"Through this show, the main idea is to invite the audience to live in art. Because usually, we have art all around us, in our house, but how is it to live inside a house that is art?"
- Felipe Pantone
Heir to the masters of optical art, unclassifiable artist, unlimited talent, Felipe Pantone gives substance to his vision of today's world through creations using canvas, racing cars or the extreme precision of a watch as support. For his new exhibition at Danysz Gallery in Paris from October 16 to November 27, 2021, the artist is experimenting with a new terrain by inviting the designer Pablo Limón to propose a unique total art form.
This collaboration between the two talents was obvious after they met in New York. Both passionate about contemporary creation, design, art and architecture; insatiable for discovery, they unite for the very first time their universes to create Casa Variable, an original project combining art and design in a total achievement. Inspired by Carlos Cruz-Diez who has already worked on living in art, Felipe Pantone initiates this exchange and calls upon the design talent of his friend to experiment with new approaches to his artistic concepts, and invites us not only to observe but also to enter the work.
It all starts with a work, a piece by Felipe Pantone that imposes its structure as a plan. He says "the idea is to find one of my paintings on Google Earth or Google Maps. So if you know my work and you see the house from above, you can definitely make the connection." Based on a 100% artistic structural concept, Pablo Limón and Felipe Pantone invest an architectural space to which they give function and meaning. The creations they design, that is to say lamps, chairs, paintings, rugs, sculptures and even a swimming pool, are a symbiosis of their two worlds.
In this Casa Variable you find the visual signature of Pantone, the rhythm of its colors, its palette constantly in motion, and the rigor of geometric forms, while discovering a totally new panel of supports thanks to the mastery of the object and form of Pablo Limón.

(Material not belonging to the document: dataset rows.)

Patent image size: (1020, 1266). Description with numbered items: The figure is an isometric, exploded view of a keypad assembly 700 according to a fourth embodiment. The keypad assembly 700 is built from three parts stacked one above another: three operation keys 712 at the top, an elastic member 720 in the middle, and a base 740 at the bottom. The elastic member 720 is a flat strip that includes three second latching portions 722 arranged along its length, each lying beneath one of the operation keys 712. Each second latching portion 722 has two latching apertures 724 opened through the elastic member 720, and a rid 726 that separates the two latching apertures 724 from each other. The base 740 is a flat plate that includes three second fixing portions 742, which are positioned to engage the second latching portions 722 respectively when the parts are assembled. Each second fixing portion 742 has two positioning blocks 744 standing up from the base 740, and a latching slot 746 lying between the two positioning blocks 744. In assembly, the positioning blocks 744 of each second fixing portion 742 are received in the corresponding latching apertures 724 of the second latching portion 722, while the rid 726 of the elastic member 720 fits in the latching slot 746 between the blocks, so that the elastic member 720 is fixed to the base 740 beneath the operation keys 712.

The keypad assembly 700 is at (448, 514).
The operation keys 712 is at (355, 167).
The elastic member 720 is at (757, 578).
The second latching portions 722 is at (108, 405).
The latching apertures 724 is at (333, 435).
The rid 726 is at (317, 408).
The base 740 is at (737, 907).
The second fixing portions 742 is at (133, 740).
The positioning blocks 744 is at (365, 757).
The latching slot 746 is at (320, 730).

Pablo Limón, a designer with a brutalist inspiration, succeeds in giving body and function to the art of Felipe Pantone. A real challenge, which he explains: "as a designer, for me art is something that is not tangible ... The challenge was to discover how to make Felipe's world and vision something functional and real." Successful challenge as you enter a reality by discovering this exhibition.
Reminding us of total creations such as those of Antoni Gaudi or Le Corbusier, Casa Variable is the demonstration that one can live in art. Architecture becomes a work of art, art becomes immersive, and one begins to dream of seeing this creation take shape in the perfect alliance of concrete and the play of light.